For anyone who is working with observational studies, where selection to treatment is non-random; or with analysis of survey data, where response rates are a concern and non-response bias is possible, the technique of re-weighting the observed data to compensate for the observational design is worth a good look. Guidance on how to think about the models is much needed- and I believe that this post goes a long way towards providing that guidance! I hope to post an application note or two once I've made some headway on at least two projects where this will be useful.

Wednesday, October 21, 2009

Links for GLMs

Wikipedia has an article for GLMs that I will review. It is here.

This looks interesting - it's from Stanford's Methods of Analysis Program in the Social Sciences

Modeling beyond OLS

How do you know whether linear regression - or another modeling method - should be used to analyze data for a particular problem?
Here are a few things to consider: distribution of the outcome variable, the sampling design, the structure of the data, the questions to be answered or quantity to be estimated, and assumptions about key variables and/or error structures that can be made.

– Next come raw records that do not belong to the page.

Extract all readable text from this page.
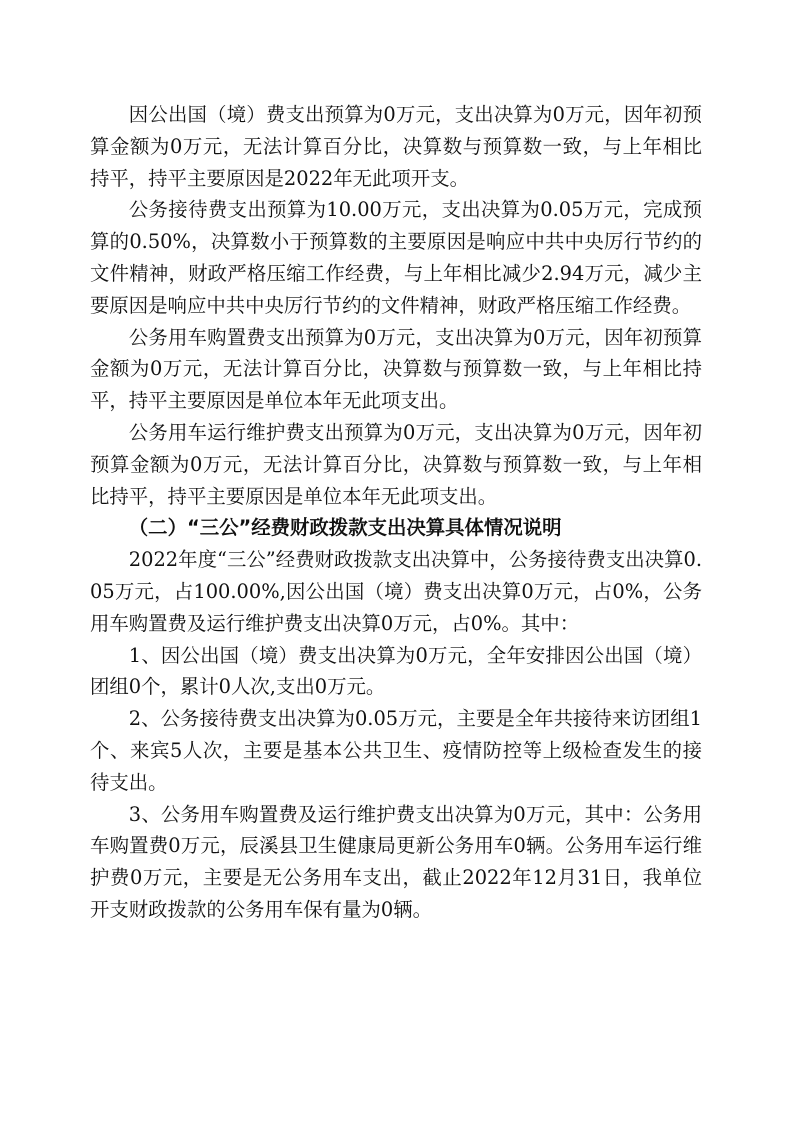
因公出国（境）费支出预算为0万元，支出决算为0万元，因年初预算金额为0万元，无法计算百分比，决算数与预算数一致，与上年相比持平，持平主要原因是2022年无此项开支。

公务接待费支出预算为10.00万元，支出决算为0.05万元，完成预算的0.50%，决算数小于预算数的主要原因是响应中共中央厉行节约的文件精神，财政严格压缩工作经费，与上年相比减少2.94万元，减少主要原因是响应中共中央厉行节约的文件精神，财政严格压缩工作经费。

公务用车购置费支出预算为0万元，支出决算为0万元，因年初预算金额为0万元，无法计算百分比，决算数与预算数一致，与上年相比持平，持平主要原因是单位本年无此项支出。

公务用车运行维护费支出预算为0万元，支出决算为0万元，因年初预算金额为0万元，无法计算百分比，决算数与预算数一致，与上年相比持平，持平主要原因是单位本年无此项支出。

（二）“三公”经费财政拨款支出决算具体情况说明

2022年度“三公”经费财政拨款支出决算中，公务接待费支出决算0.05万元，占100.00%,因公出国（境）费支出决算0万元，占0%，公务用车购置费及运行维护费支出决算0万元，占0%。其中：

1、因公出国（境）费支出决算为0万元，全年安排因公出国（境）团组0个，累计0人次,支出0万元。

2、公务接待费支出决算为0.05万元，主要是全年共接待来访团组1个、来宾5人次，主要是基本公共卫生、疫情防控等上级检查发生的接待支出。

3、公务用车购置费及运行维护费支出决算为0万元，其中：公务用车购置费0万元，辰溪县卫生健康局更新公务用车0辆。公务用车运行维护费0万元，主要是无公务用车支出，截止2022年12月31日，我单位开支财政拨款的公务用车保有量为0辆。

It gets complicated to say more without a specific example at hand. But for researchers who are familiar with linear and logistic regression and who encounter analysis problems where these methods are no longer appropriate, some general guidance is much needed. Software vendors often provide this kind of guidance. Consulting statisticians can also be helpful in providing guidance, but it is not always easy to identify suitable (non-statistical) references on the rationale for choosing methods beyond those that are well-known. I would definitely appreciate hearing about texts and articles on modeling methods that are targeted towards clinicians.

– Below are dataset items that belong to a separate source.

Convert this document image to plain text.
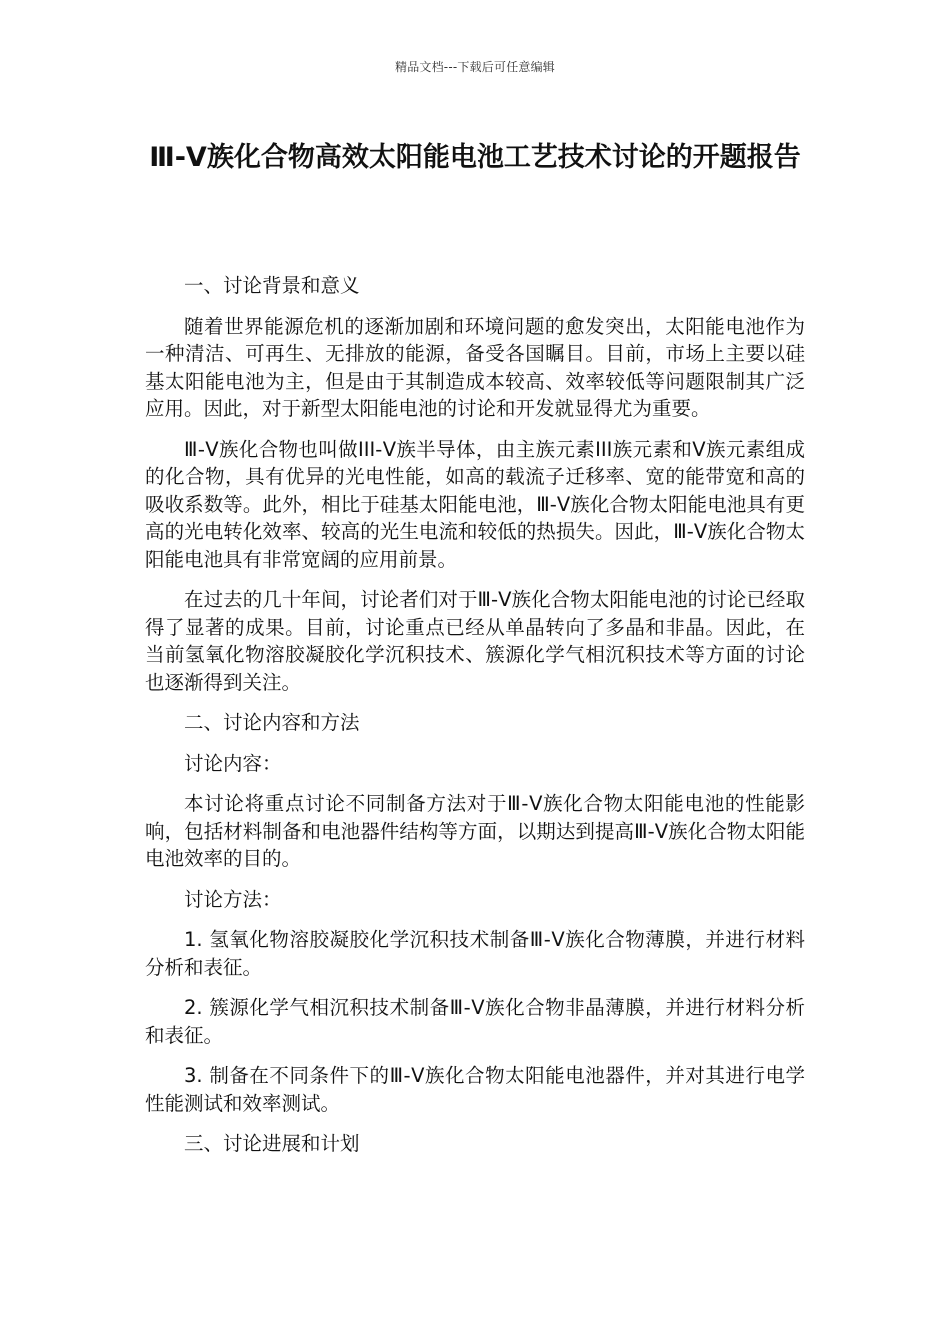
精品文档---下载后可任意编辑
Ⅲ-Ⅴ族化合物高效太阳能电池工艺技术讨论的开题报告

一、讨论背景和意义

随着世界能源危机的逐渐加剧和环境问题的愈发突出，太阳能电池作为一种清洁、可再生、无排放的能源，备受各国瞩目。目前，市场上主要以硅基太阳能电池为主，但是由于其制造成本较高、效率较低等问题限制其广泛应用。因此，对于新型太阳能电池的讨论和开发就显得尤为重要。

Ⅲ-Ⅴ族化合物也叫做III-Ⅴ族半导体，由主族元素III族元素和Ⅴ族元素组成的化合物，具有优异的光电性能，如高的载流子迁移率、宽的能带宽和高的吸收系数等。此外，相比于硅基太阳能电池，Ⅲ-Ⅴ族化合物太阳能电池具有更高的光电转化效率、较高的光生电流和较低的热损失。因此，Ⅲ-Ⅴ族化合物太阳能电池具有非常宽阔的应用前景。

在过去的几十年间，讨论者们对于Ⅲ-Ⅴ族化合物太阳能电池的讨论已经取得了显著的成果。目前，讨论重点已经从单晶转向了多晶和非晶。因此，在当前氢氧化物溶胶凝胶化学沉积技术、簇源化学气相沉积技术等方面的讨论也逐渐得到关注。

二、讨论内容和方法

讨论内容：

本讨论将重点讨论不同制备方法对于Ⅲ-Ⅴ族化合物太阳能电池的性能影响，包括材料制备和电池器件结构等方面，以期达到提高Ⅲ-Ⅴ族化合物太阳能电池效率的目的。

讨论方法：

1. 氢氧化物溶胶凝胶化学沉积技术制备Ⅲ-Ⅴ族化合物薄膜，并进行材料分析和表征。

2. 簇源化学气相沉积技术制备Ⅲ-Ⅴ族化合物非晶薄膜，并进行材料分析和表征。

3. 制备在不同条件下的Ⅲ-Ⅴ族化合物太阳能电池器件，并对其进行电学性能测试和效率测试。

三、讨论进展和计划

In the next few posts I hope to address the issue by exploring some of the questions that arise, with links to sources that I have found useful. Here is one that I have yet to explore in depth- it is from NC State's Statistics department, and could be a great resource: NC State Statnotes .

I'll be looking for feedback on this and other resources that I find, such as:
  1. Is the level of this resource suitable for medical or health policy researchers?
  2. Is the organization of the content appropriate?
  3. Are you able to find the answer to your question? Is the answer useful? Adequate to your needs?
  4. Is background knowledge needed in order to effectively use this resource?